StartseiteMagazinKulturRoland Heini. Dimension – Proportion – Rotation

Roland Heini. Dimension – Proportion – Rotation

Der Innerschweizer Roland Heini spielt mit Dimensionen und Proportionen und stellt seine Werke bis 26. Mai 2024 im Nidwaldner Museum Winkelriedhaus in Stans aus.

Seine Werke basieren oft auf Modulen, die der Künstler von Maschinen oder Architekturen ableitet und radikal vergrössert oder verkleinert. Die Klarheit und die Geometrie, die viele seiner Arbeiten auszeichnen, beruhen auf dem strengen Aufbau aus sich wiederholenden Elementen und auf der Konzentration auf wenige Materialien und Farben.


Am Flugfeld, 2012, Sperrholz, Farbe

Die Bewegung wird in der jüngsten Werkphase mehr und mehr zum konstituierenden Faktor. Seine neuen Arbeiten setzen sich aus gerundeten Einzelelementen zusammen, die gleichmässig rotieren. Das Verhältnis zwischen Objekt und Raum wird dynamisch.


Tellurische Scheiben, 2023, Sperrholz, Farbe, Motoren

Heinis Werke sind ein Gegenpol zur reizüberfluteten Gegenwart, in der die Aufmerksamkeitsdauer stetig abnimmt. Sie fordern die Betrachtenden auf, sich Zeit zu nehmen fürs genaue Schauen aus verschiedenen Perspektiven. Das Beobachten der feinen Veränderungen der Werke in Bewegung oder im Spiel des Lichts schärft die Wahrnehmung.


Schaltkreis, 2000/2016, MDF, Farbe

Die Silberwelle zum Beispiel fängt mit ihren stilisierten Faltenwürfen das Licht ein und reflektiert es. Licht und Schatten, die sich im Verlauf des Tages ständig ändern, definieren das Kunstwerk mit. Auch die bronzefarbenen Tellurischen Scheiben, die formal an eine modulare Sitzpolstergruppe der 1970er-Jahre erinnern, spielen mit dem Licht und der Bewegung. Sie rotieren gegenläufig und entfalten eine beinahe hypnotische Wirkung.

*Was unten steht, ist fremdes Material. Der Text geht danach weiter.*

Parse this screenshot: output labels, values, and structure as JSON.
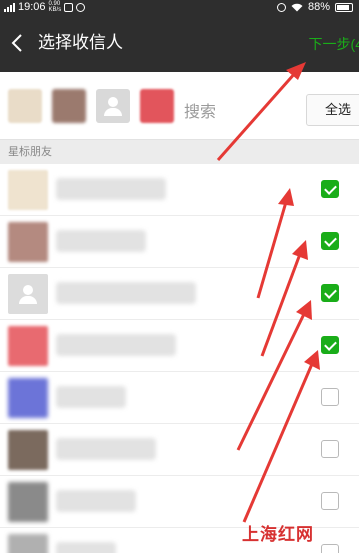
{
  "status_bar": {
    "time": "19:06",
    "net_speed_value": "0.90",
    "net_speed_unit": "KB/s",
    "battery": "88%"
  },
  "header": {
    "title": "选择收信人",
    "next_label": "下一步(4"
  },
  "search": {
    "placeholder": "搜索",
    "select_all_label": "全选"
  },
  "section": {
    "title": "星标朋友"
  },
  "contacts": [
    {
      "checked": true
    },
    {
      "checked": true
    },
    {
      "checked": true
    },
    {
      "checked": true
    },
    {
      "checked": false
    },
    {
      "checked": false
    },
    {
      "checked": false
    },
    {
      "checked": false
    }
  ],
  "colors": {
    "accent": "#1aad19",
    "title_bar": "#2e2e2e",
    "arrow": "#e53935"
  },
  "watermark": "上海红网"
}
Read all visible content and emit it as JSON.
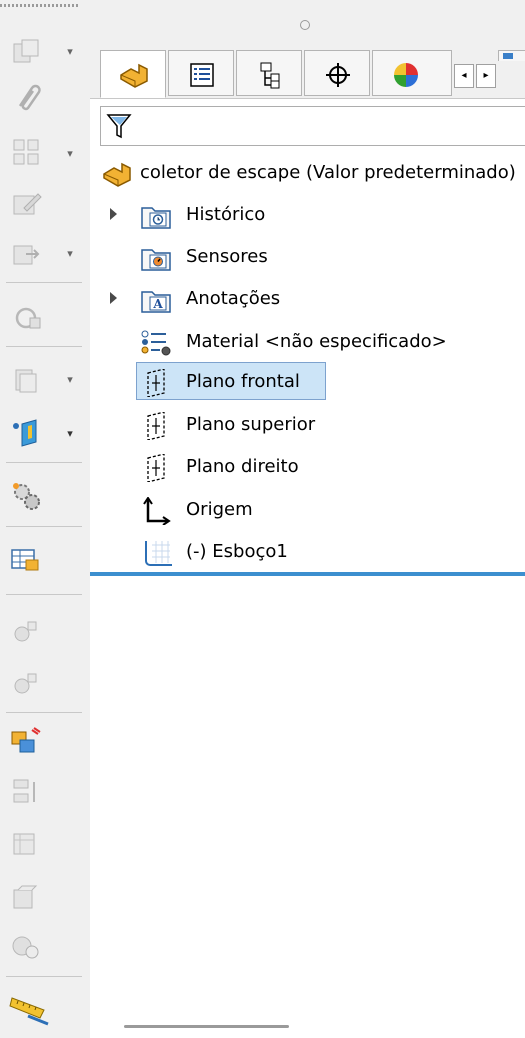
{
  "feature_tree": {
    "root_label": "coletor de escape  (Valor predeterminado)",
    "items": [
      {
        "label": "Histórico",
        "icon": "history-folder-icon",
        "expandable": true
      },
      {
        "label": "Sensores",
        "icon": "sensors-folder-icon",
        "expandable": false
      },
      {
        "label": "Anotações",
        "icon": "annotations-folder-icon",
        "expandable": true
      },
      {
        "label": "Material <não especificado>",
        "icon": "material-icon",
        "expandable": false
      },
      {
        "label": "Plano frontal",
        "icon": "plane-icon",
        "expandable": false,
        "selected": true
      },
      {
        "label": "Plano superior",
        "icon": "plane-icon",
        "expandable": false
      },
      {
        "label": "Plano direito",
        "icon": "plane-icon",
        "expandable": false
      },
      {
        "label": "Origem",
        "icon": "origin-icon",
        "expandable": false
      },
      {
        "label": "(-) Esboço1",
        "icon": "sketch-icon",
        "expandable": false
      }
    ]
  },
  "tabs": [
    {
      "name": "featuremanager-tab",
      "icon": "part-icon",
      "active": true
    },
    {
      "name": "propertymanager-tab",
      "icon": "property-list-icon"
    },
    {
      "name": "configurationmanager-tab",
      "icon": "configuration-tree-icon"
    },
    {
      "name": "dimxpertmanager-tab",
      "icon": "crosshair-icon"
    },
    {
      "name": "displaymanager-tab",
      "icon": "color-pie-icon"
    }
  ],
  "colors": {
    "selection_fill": "#cce4f7",
    "selection_border": "#7da2ce",
    "rollback_bar": "#3c8fcf",
    "part_icon": "#e8a317"
  }
}
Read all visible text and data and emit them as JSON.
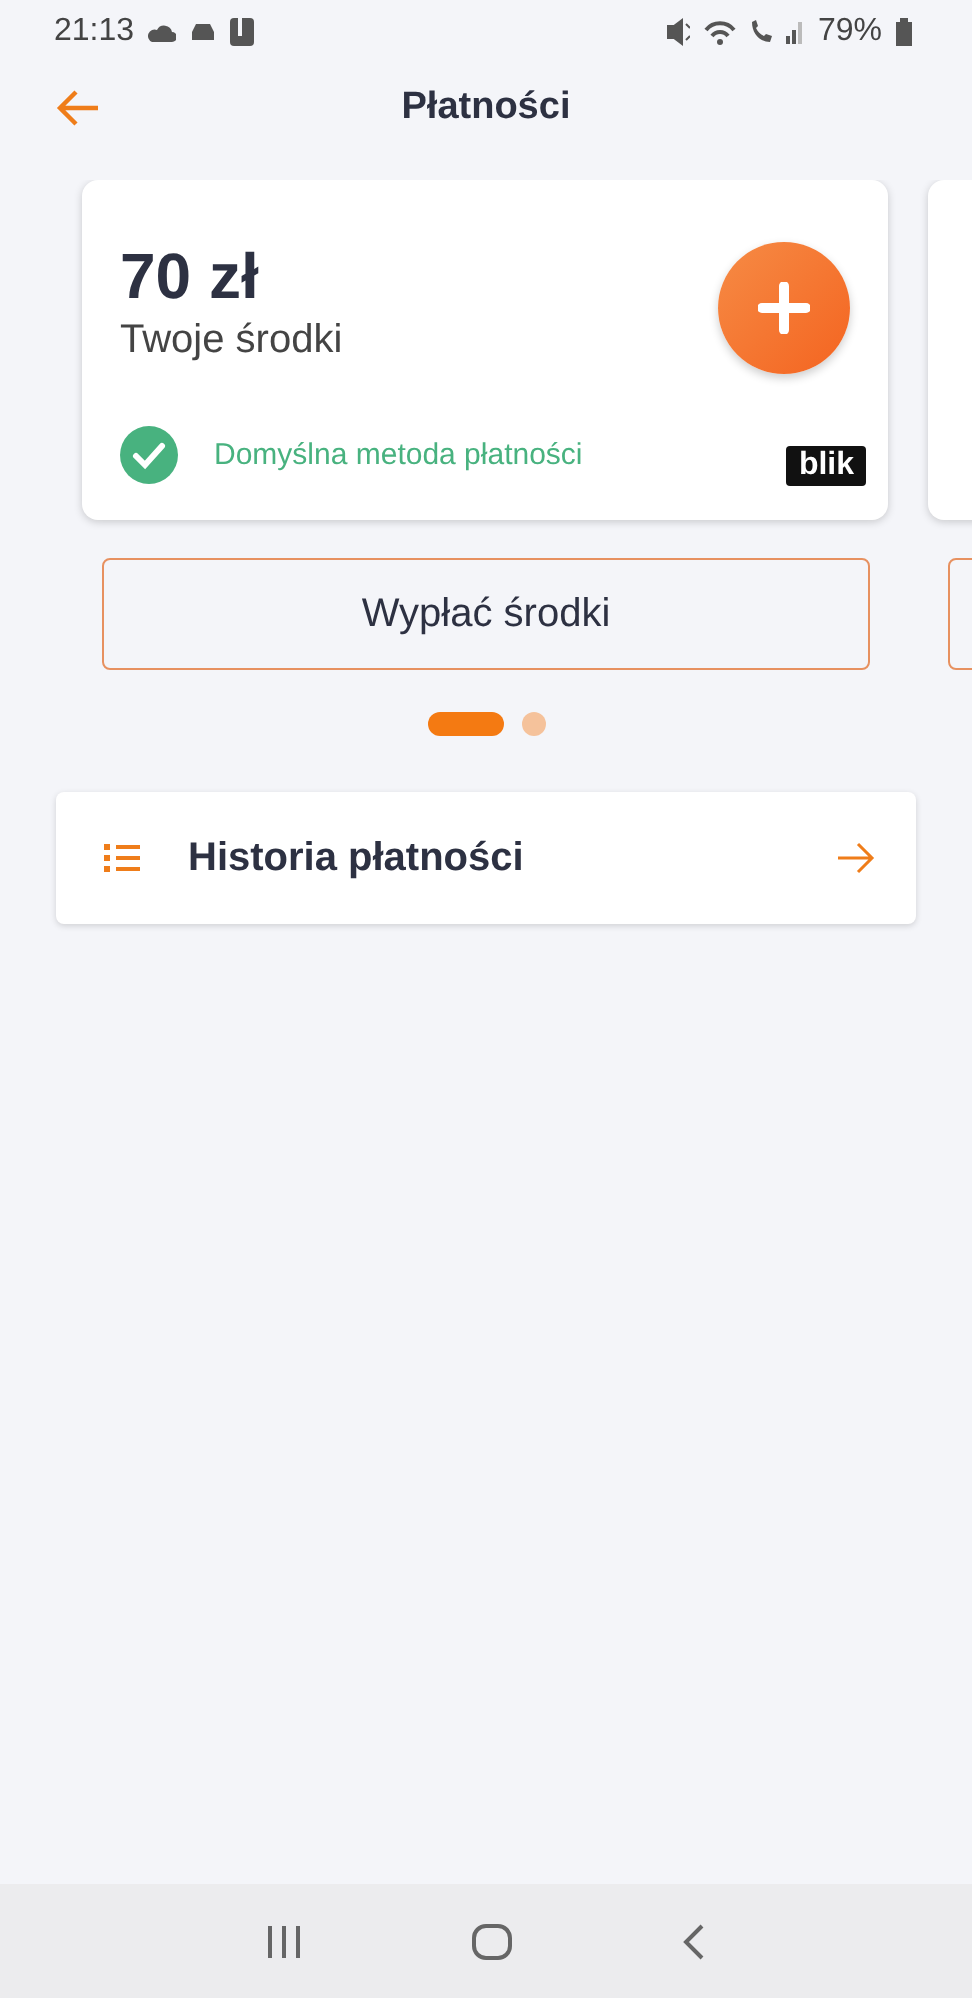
{
  "status_bar": {
    "time": "21:13",
    "battery": "79%"
  },
  "header": {
    "title": "Płatności"
  },
  "wallets": [
    {
      "amount": "70 zł",
      "label": "Twoje środki",
      "default_text": "Domyślna metoda płatności",
      "logo": "blik",
      "button": "Wypłać środki"
    },
    {
      "kind": "partial"
    }
  ],
  "pager": [
    {
      "selected": true
    },
    {
      "selected": false
    }
  ],
  "menu": [
    {
      "label": "Historia płatności"
    }
  ]
}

Piazza Bottesini, 1998, MDF, Farbe

Besucherinnen und Besucher schreiten unter Heinis Venedig Vordach durch den Vorraum des Pavillons. Die komplexe Form des Werkes leitet sich ab vom Vordach über den Eingang in den Palazzo del Cinema auf dem Lido in Venedig. Die Ausstellung ist sowohl «kleine» Retrospektive wie aktuelle Werkschau des Nidwaldner Künstlers Roland Heini. Er beschäftigt sich in seiner künstlerischen Arbeit immer mit räumlichen Fragestellungen. In den drei Substantiven des Ausstellungstitels – Dimension, Proportion und Rotation – sind die Themen Raum, Objekt und Bewegung mitenthalten. Im Aussenraum und in Kunst-und-Bau-Projekten untersucht der Künstler die Dimensionen, die das Verhältnis von Raum und Objekt bestimmen.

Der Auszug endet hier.